Figura centrale della mitologia nativa, l’orso nero popola da sempre l’immaginario collettivo. Quest’animale solitario e discreto di solito evita di avvicinarsi all’uomo. Mostra una predilezione per i frutti di bosco, come i lamponi e i mirtilli, per ogni tipo di pianta o radice della foresta, per le larve d’insetti che snida nei tronchi di alberi ammalati o nei ceppi; va pazzo per il miele, che ruba impunito alle povere api. Onnivoro, si presenta a volte nei campeggi e nelle discariche, dove trangugia tutto ciò che gli capita sotto i denti.
In Québec, dove si contano più di 70.000 orsi neri, è consentita la caccia sportiva in primavera e in autunno, su territori attentamente preparati dai pourvoyeurs (operatori specializzati per la caccia) con esche per attirare l’animale. Ogni zona ha regole precise per i non residenti.
Il cacciatore si apposta in un capanno allestito su un albero e, da lì, osserva l’avvicinarsi dell’animale, che si sposta nel bosco in modo imprevedibile. Questa particolare tecnica di caccia consente di minimizzare il rischio di essere individuati dall’orso, che percepisce facilmente gli odori e i movimenti. Si tratta, quindi, solo di caccia d’appostamento, a meno che non capiti un faccia a faccia imprevisto con la preda – cosa rara.

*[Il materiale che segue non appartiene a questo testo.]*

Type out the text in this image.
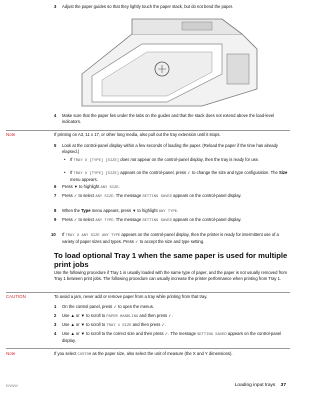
3 Adjust the paper guides so that they lightly touch the paper stack, but do not bend the paper.
4 Make sure that the paper lies under the tabs on the guides and that the stack does not extend above the load-level indicators.
Note	If printing on A3, 11 x 17, or other long media, also pull out the tray extension until it stops.
5 Look at the control-panel display within a few seconds of loading the paper. (Reload the paper if the time has already elapsed.)
• If TRAY X [TYPE] [SIZE] does not appear on the control-panel display, then the tray is ready for use.
• If TRAY X [TYPE] [SIZE] appears on the control-panel, press ✓ to change the size and type configuration. The Size menu appears.
6 Press ▼ to highlight ANY SIZE.
7 Press ✓ to select ANY SIZE. The message SETTING SAVED appears on the control-panel display.
8 When the Type menu appears, press ▼ to highlight ANY TYPE.
9 Press ✓ to select ANY TYPE. The message SETTING SAVED appears on the control-panel display.
10 If TRAY X ANY SIZE ANY TYPE appears on the control-panel display, then the printer is ready for intermittent use of a variety of paper sizes and types. Press ✓ to accept the size and type setting.
To load optional Tray 1 when the same paper is used for multiple print jobs
Use the following procedure if Tray 1 is usually loaded with the same type of paper, and the paper is not usually removed from Tray 1 between print jobs. The following procedure can usually increase the printer performance when printing from Tray 1.
CAUTION	To avoid a jam, never add or remove paper from a tray while printing from that tray.
1 On the control panel, press ✓ to open the menus.
2 Use ▲ or ▼ to scroll to PAPER HANDLING and then press ✓.
3 Use ▲ or ▼ to scroll to TRAY 1 SIZE and then press ✓.
4 Use ▲ or ▼ to scroll to the correct size and then press ✓. The message SETTING SAVED appears on the control-panel display.
Note	If you select CUSTOM as the paper size, also select the unit of measure (the X and Y dimensions).
ENWW	Loading input trays 37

Gli esemplari maschi adulti, tozzi e massicci, pesano circa 80 kg, ma ne sono stati registrati alcuni oltre i 160 kg. La femmina è molto più piccola e in media non va oltre i 60 kg di peso. La loro presenza è a volte segnalata dai segni degli unghioli visibili sulla corteccia degli alberi.
L’orso è un eccellente corridore, arrampicatore e nuotatore; altra sua particolarità è quella del letargo, per cui trascorre tutto l’inverno in uno stato di torpore, al riparo di un rifugio scelto con cura in autunno. In questo modo può sottrarsi alla lotta per la sopravvivenza che impegna la maggior parte degli altri mammiferi nella stagione fredda. Prima di essere mangiata, la carne d’orso deve essere sottoposta a lunga cottura per scongiurare il rischio di contaminazione dal parassita che causa la trichinellosi, malattia trasmissibile all’uomo.